In the present study, the hydrolysates utilized for in vitro and in vivo assays underwent amylolytic digestion and were filtered through a 10 kDa cut-off membrane. Amylolytic digestion can help to solubilize proteins that are buried (starch granule-channel proteins) or on the surface of starch granules (starch granule-surface proteins) [41], making them more accessible for proteolytic enzymes. Consequently, this treatment is expected to increase soluble protein content and increase the efficiency of proteolytic catalysis. In this context, peptides with molecular masses of less than 10 kDa are expected to be generated since extruded and unextruded flour hydrolysates obtained after digestion with pepsin and pancreatin generate peptides with molecular masses between 0.5 and 4.1 kDa [38]. Furthermore, passing the hydrolysates through a 10 kDa membrane, the amylolytic and proteolytic enzymes are removed, leaving most—or all—of the peptides with the potential to inhibit ACE-I [42]. Notably, this process does not generate significant changes in soluble protein content between extruded and unextruded protein hydrolysates (69.74% vs. 71.88%, respectively p > 0.05). The potential mechanisms that underlie the hydrolysate/peptide-induced hypotensive effects could be related to different targets. For instance, a couple of axes exert opposite effects in the renin–angiotensin–aldosterone system, and they are associated with different key molecules—such as ACE-I, angiotensin and angiotensin receptor type 1, ACE-II, angiotensin-(1-7), and Mas-receptor, among others—to regulate vasoconstriction or vasorelaxant activity [43]. The present study demonstrates that chickpea protein hydrolysates can inhibit ACE-I in vitro and that the hydrolysates can lower the systolic blood pressure in spontaneously hypertensive rats.

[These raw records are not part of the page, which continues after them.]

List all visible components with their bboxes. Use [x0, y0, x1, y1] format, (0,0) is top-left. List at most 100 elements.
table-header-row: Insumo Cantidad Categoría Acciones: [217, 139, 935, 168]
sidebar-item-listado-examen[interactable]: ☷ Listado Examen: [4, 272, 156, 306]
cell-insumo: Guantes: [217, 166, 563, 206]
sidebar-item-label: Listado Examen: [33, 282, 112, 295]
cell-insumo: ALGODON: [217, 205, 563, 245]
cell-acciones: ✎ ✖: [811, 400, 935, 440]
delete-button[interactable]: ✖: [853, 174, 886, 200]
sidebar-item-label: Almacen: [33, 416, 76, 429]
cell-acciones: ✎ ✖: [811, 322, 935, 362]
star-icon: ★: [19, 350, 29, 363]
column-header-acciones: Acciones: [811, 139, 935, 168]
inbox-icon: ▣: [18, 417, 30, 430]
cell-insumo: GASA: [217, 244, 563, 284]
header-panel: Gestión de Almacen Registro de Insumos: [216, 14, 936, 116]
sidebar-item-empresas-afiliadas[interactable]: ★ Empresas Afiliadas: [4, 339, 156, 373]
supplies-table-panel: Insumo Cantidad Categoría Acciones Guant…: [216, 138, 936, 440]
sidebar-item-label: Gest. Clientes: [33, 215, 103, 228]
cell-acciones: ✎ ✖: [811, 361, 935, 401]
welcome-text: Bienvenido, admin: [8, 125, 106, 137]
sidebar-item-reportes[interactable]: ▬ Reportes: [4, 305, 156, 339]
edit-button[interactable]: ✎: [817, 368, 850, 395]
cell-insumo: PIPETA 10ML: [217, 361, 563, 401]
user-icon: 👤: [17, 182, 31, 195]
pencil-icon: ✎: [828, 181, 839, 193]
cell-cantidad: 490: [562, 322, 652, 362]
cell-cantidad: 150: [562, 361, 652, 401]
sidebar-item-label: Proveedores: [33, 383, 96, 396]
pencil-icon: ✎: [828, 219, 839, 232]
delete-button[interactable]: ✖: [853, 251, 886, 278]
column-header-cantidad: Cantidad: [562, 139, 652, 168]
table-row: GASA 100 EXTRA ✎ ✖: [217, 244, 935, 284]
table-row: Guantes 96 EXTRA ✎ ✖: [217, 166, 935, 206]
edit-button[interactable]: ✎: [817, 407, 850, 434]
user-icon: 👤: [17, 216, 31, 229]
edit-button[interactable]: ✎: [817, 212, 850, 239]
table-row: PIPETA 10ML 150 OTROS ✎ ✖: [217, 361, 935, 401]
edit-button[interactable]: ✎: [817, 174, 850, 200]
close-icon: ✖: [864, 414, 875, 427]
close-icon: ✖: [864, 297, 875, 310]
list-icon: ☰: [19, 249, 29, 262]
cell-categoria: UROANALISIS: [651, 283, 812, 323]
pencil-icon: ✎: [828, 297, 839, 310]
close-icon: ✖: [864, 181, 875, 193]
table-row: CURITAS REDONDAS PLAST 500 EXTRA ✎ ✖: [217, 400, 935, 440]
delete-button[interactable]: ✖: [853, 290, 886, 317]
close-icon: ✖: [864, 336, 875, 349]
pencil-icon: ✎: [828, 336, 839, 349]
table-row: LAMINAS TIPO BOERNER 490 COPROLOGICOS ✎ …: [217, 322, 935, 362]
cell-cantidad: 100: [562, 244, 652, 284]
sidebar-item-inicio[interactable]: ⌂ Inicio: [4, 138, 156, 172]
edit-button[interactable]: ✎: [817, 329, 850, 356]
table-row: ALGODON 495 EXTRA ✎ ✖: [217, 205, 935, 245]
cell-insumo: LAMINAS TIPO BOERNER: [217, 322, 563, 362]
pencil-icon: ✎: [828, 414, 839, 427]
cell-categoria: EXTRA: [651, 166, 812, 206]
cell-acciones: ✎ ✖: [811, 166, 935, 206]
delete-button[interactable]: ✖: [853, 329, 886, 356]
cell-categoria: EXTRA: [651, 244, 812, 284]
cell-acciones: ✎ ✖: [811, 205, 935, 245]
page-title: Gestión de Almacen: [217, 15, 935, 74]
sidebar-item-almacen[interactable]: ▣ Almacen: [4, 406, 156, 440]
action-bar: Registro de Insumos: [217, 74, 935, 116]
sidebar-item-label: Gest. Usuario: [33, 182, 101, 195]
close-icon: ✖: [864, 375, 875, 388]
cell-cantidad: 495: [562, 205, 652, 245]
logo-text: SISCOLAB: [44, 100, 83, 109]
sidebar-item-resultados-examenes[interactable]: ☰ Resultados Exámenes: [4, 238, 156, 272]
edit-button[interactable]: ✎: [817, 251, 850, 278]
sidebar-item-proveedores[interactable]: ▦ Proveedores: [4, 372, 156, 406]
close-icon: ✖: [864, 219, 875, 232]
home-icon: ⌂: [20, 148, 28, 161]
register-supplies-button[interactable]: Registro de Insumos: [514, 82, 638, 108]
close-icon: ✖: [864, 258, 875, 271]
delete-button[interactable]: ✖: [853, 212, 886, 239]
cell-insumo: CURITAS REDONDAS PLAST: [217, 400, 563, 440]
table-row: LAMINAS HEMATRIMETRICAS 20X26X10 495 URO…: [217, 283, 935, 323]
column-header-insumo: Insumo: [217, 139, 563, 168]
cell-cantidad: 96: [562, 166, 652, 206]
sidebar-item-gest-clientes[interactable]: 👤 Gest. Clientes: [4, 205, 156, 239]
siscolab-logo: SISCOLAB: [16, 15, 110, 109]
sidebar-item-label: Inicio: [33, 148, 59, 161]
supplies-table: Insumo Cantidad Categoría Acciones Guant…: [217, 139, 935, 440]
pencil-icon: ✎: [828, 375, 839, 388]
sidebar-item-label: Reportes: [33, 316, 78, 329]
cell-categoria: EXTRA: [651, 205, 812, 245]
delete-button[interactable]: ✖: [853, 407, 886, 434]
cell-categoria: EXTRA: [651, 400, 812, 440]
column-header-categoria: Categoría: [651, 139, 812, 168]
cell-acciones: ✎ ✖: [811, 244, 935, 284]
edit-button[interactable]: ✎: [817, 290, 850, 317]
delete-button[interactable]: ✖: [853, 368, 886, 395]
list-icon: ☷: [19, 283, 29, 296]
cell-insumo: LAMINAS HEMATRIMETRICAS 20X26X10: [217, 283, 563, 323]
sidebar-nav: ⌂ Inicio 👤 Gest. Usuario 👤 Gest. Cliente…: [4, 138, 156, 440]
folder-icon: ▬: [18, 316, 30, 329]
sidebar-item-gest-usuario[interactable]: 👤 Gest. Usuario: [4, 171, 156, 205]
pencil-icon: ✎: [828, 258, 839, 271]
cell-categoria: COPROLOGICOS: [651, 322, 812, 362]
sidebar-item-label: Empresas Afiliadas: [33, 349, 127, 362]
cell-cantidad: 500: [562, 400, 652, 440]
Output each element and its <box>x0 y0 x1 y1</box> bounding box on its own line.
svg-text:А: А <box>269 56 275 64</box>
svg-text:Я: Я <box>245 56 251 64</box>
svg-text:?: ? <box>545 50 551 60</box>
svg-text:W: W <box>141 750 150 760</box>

However, it remains uncertain if ACE-I inhibition is the only or the main mechanism by which the hydrolysates can exert a hypotensive effect in an animal model of hypertension, or if some extruded or unextruded chickpea peptides can inhibit protein–protein interactions and regulate blood pressure. As stated by others [44], studies addressing the changes in gene expression after chronic hydrolysate consumption can help to deepen our understanding of this topic.

4. Conclusions

This is the first study to evaluate the antihypertensive potential of a chickpea protein hydrolysate. The hydrolysate can efficiently lower the systolic blood pressure in spontaneously hypertensive rats. Notably, the extrusion of chickpea proteins increased the antihypertensive potential of the hydrolysate, suggesting that extrusion leads to a different profile of antihypertensive peptides. The findings have implications for producing ingredients for functional foods that could help to prevent hypertension or serve as an adjunct in the treatment of this non-communicable disease. Further studies directed to identifying the peptide profile of extruded and unextruded chickpea protein hydrolysates and their analysis under an in silico approach proposed previously (simulated enzymatic hydrolysis and ADMET prediction followed by molecular docking [9]) are warranted.